Similar to the pre-authentication use case described above, experiment analyses that use this assignment source can measure both user-level metrics and campaign specific metrics.

Assignment deduplication

Eppo will automatically deduplicate assignment logs from the same subject-experiment pair by only considering the first record in the experiment's date range. Eppo will also gracefully handle scenarios where assignment data varies over time for the same subject. Details are described below.

Scenario 1: Subject has assignment events corresponding to more than one variation

In some situations a subject might receive multiple variants within the same experiment.
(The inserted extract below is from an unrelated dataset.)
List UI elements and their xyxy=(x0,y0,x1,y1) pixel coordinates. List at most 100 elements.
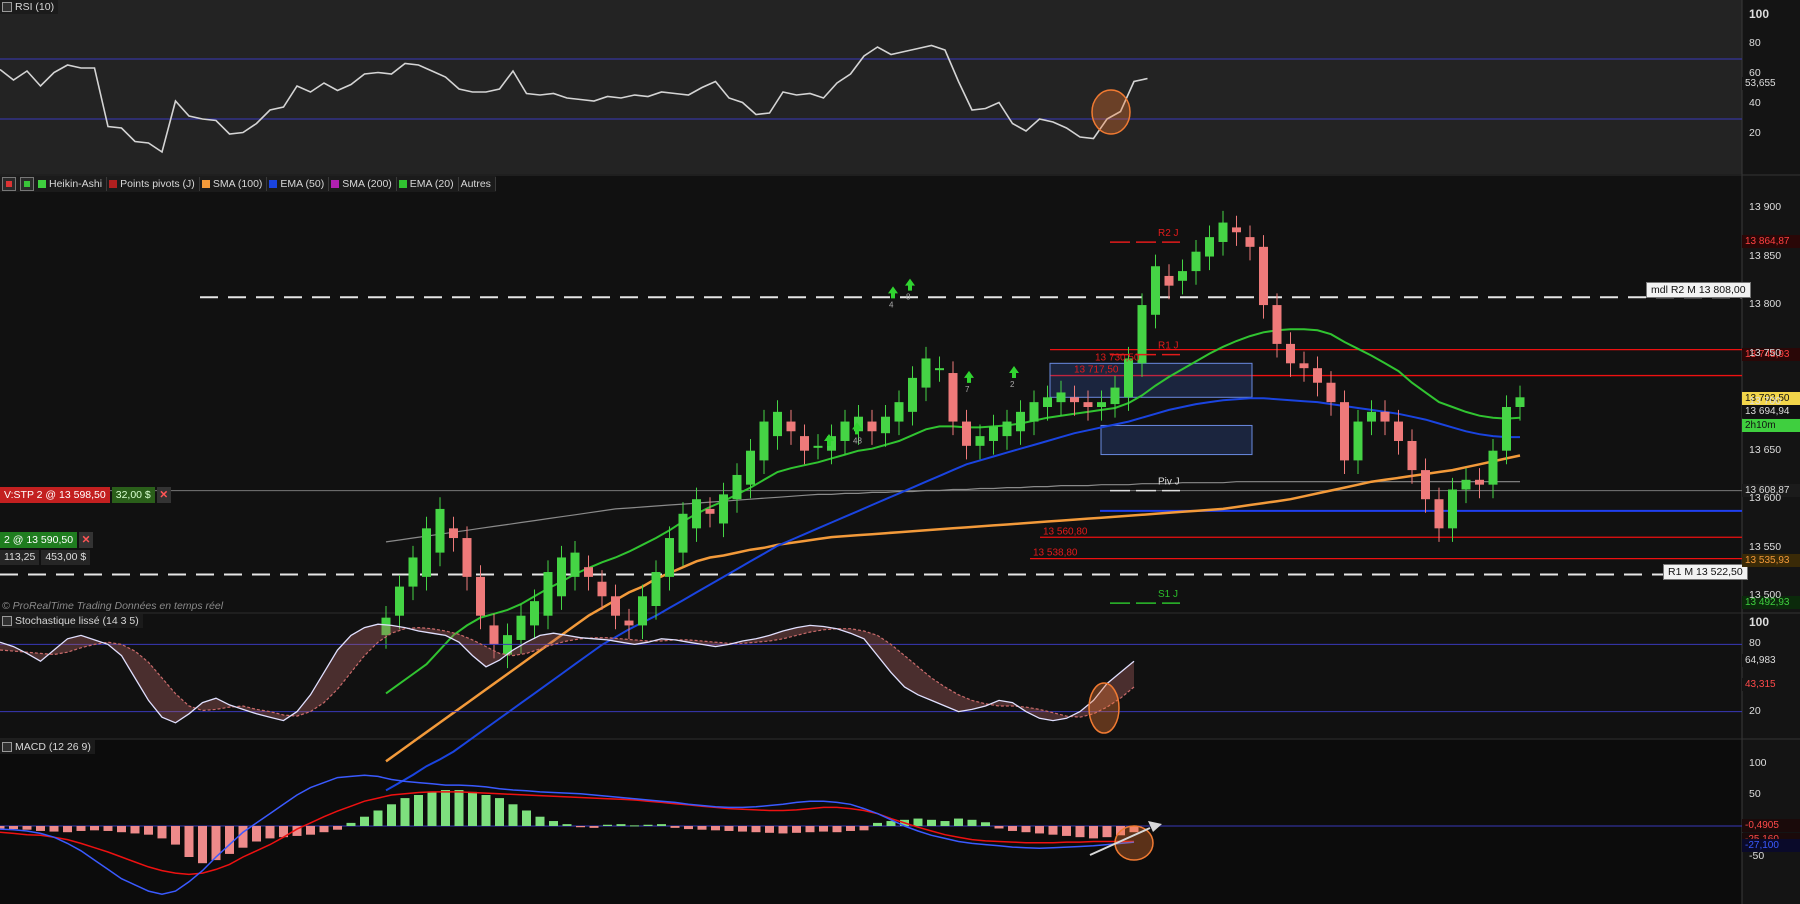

This should be very rare in Eppo-randomized experiments, but may happen in experiments randomized externally from Eppo. In this case, Eppo will automatically filter these subjects out of the experiment results. If the number of subjects filtered exceeds a threshold, a diagnostic alert will appear on the experiment results page.

Scenario 2: Assignment property values change over the course of the experiment

A more common situation is that a subject moves from one segment to another over the course of an experiment. Examples include users that travel from one geographical region to another, or users that move from one user persona to another. When this occurs, Eppo will use the property's value at the time the subject was first assigned to the experiment. This makes results easier to interpret and ensures that there is no data leakage in CUPED.

Updating Assignments

You can update assignments by clicking the Edit button to access the Assignment SQL. At this point you can edit the SQL as you like, but the mapping fields will be locked down until the SQL is validated with a run.

Pressing the Run button will enable the mapping fields. Click Save & Close to save any changes made in either the SQL or mapping.

note

Any running experiments with assignment based on the updated Assignment SQL will automatically fully refresh on the next experiment update.

Deleting Assignments

You can delete or mark as deprecated an Assignment SQL. First, access the Assignment SQL by clicking the Edit button.

If the assignment is being used, you can click Mark as deprecated; you will see a list of active experiment using that Assignment SQL. New experiments will not be able to use that fact.

To delete an unused Assignments SQL, click Delete Assignment SQL from the overflow menu.

For either action, a confirmation modal will appear detailing the experiments impacted.